Radiation is all sorts of stuff, from the mundane visible light, to high energy beams of doom, to, unfortunately, electrons flying around (beta radiation) and helium atoms stripped of electrons (alpha radiation), although fortunately the term 'radiation' for alpha and beta particles has mostly fallen out of use.

Any given radiation photon (or alpha particle or beta particle) is indeed short lived in the area, but the radioactivity - the amount of radiation being given off in a unit of time can be constant for quite a long time. Normally we talk about the half life (how long it takes for the amount of radiation given off to drop to 1/2 of its previous level) but half of 'enough to kill you 1000 times over' is still a problem.

Different types of radiation have different effects.

With a nuclear power plant you have a fairly diverse collection of radioactive materials and types of radiation, some of which will be a problem for a few minutes, some for a few thousand years and everything in between (and potentially some things which are going to be a problem for millions). With regards to an american reactor (which I know nothing about) 60 years could very reasonably be long enough for a large portion of the short lived radioactive isotopes to decay into something safe, and the radiation to be either absorbed by the casing or simply be radiated away at a low enough dose that it doesn't matter. And then you have to deal with the stuff that's going to be radioactive for a lot longer. Or maybe not. Who knows, in 60 years someone might actually come up with and implement a plan for what to do with all this nuclear waste we're making that isn't just 'keep in under water on site'.

Comment poppycops (Score 2) 476

This is ridiculous. No one would take a one-time one foot rise in global sea level seriously if it wasn't being construed as a canary in a coal mine with respect to a larger threat. They would just accept the city being built with insufficient surge margin as one of a thousand things done differently one hundred years ago.

Nor would people rush to conclude that a one-time one foot rise in sea level was a high price to pay with what humanity has achieved in the last one hundred years.

Building too close to unpredictable water is an ageless human tradition.

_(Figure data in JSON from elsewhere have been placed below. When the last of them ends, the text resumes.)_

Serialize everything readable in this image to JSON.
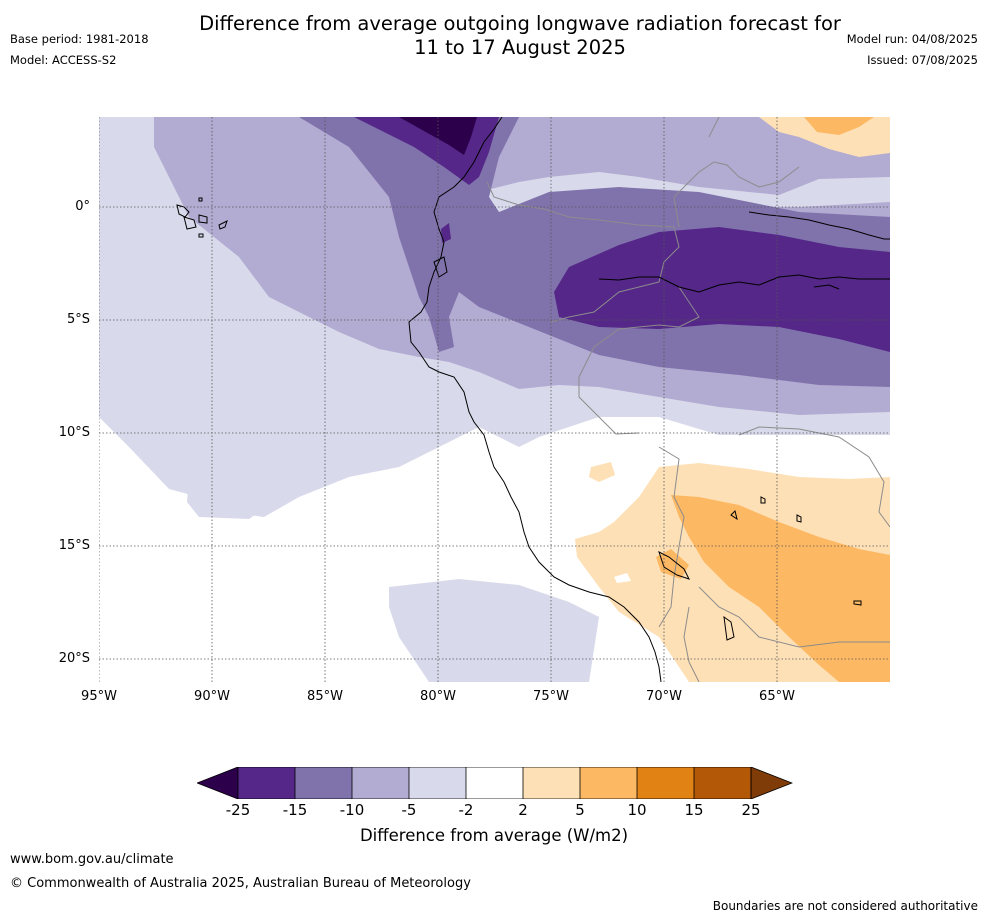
{
  "header": {
    "title_line1": "Difference from average outgoing longwave radiation forecast for",
    "title_line2": "11 to 17 August 2025",
    "base_period": "Base period: 1981-2018",
    "model": "Model: ACCESS-S2",
    "model_run": "Model run: 04/08/2025",
    "issued": "Issued: 07/08/2025"
  },
  "map": {
    "lat_labels": [
      "0°",
      "5°S",
      "10°S",
      "15°S",
      "20°S"
    ],
    "lon_labels": [
      "95°W",
      "90°W",
      "85°W",
      "80°W",
      "75°W",
      "70°W",
      "65°W"
    ],
    "colors": {
      "le_m25": "#2d004b",
      "m25_m15": "#542788",
      "m15_m10": "#8073ac",
      "m10_m5": "#b2abd2",
      "m5_m2": "#d8daeb",
      "m2_2": "#ffffff",
      "p2_p5": "#fee0b6",
      "p5_p10": "#fdb863",
      "p10_p15": "#e08214",
      "p15_p25": "#b35806",
      "ge_p25": "#7f3b08"
    }
  },
  "colorbar": {
    "title": "Difference from average (W/m2)",
    "ticks": [
      "-25",
      "-15",
      "-10",
      "-5",
      "-2",
      "2",
      "5",
      "10",
      "15",
      "25"
    ]
  },
  "footer": {
    "website": "www.bom.gov.au/climate",
    "copyright": "© Commonwealth of Australia 2025, Australian Bureau of Meteorology",
    "disclaimer": "Boundaries are not considered authoritative"
  }
}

I think it's poppycock to tie an amorphous process such as global warming to any specific counterfactual. There are many environmental carcinogens where we know it doubles the base rate, but we can't point to any one specific person and say "you died because of this".

It's unscientific in attitutude to dupe the public into thinking that science operates in these terms. One does not need a concrete case of cause and effect in order for a process to have real effects. Even if the sea level had declined by a foot, some storm somewhere would have been worse. I've never had much appetite for scientists drawn into PR.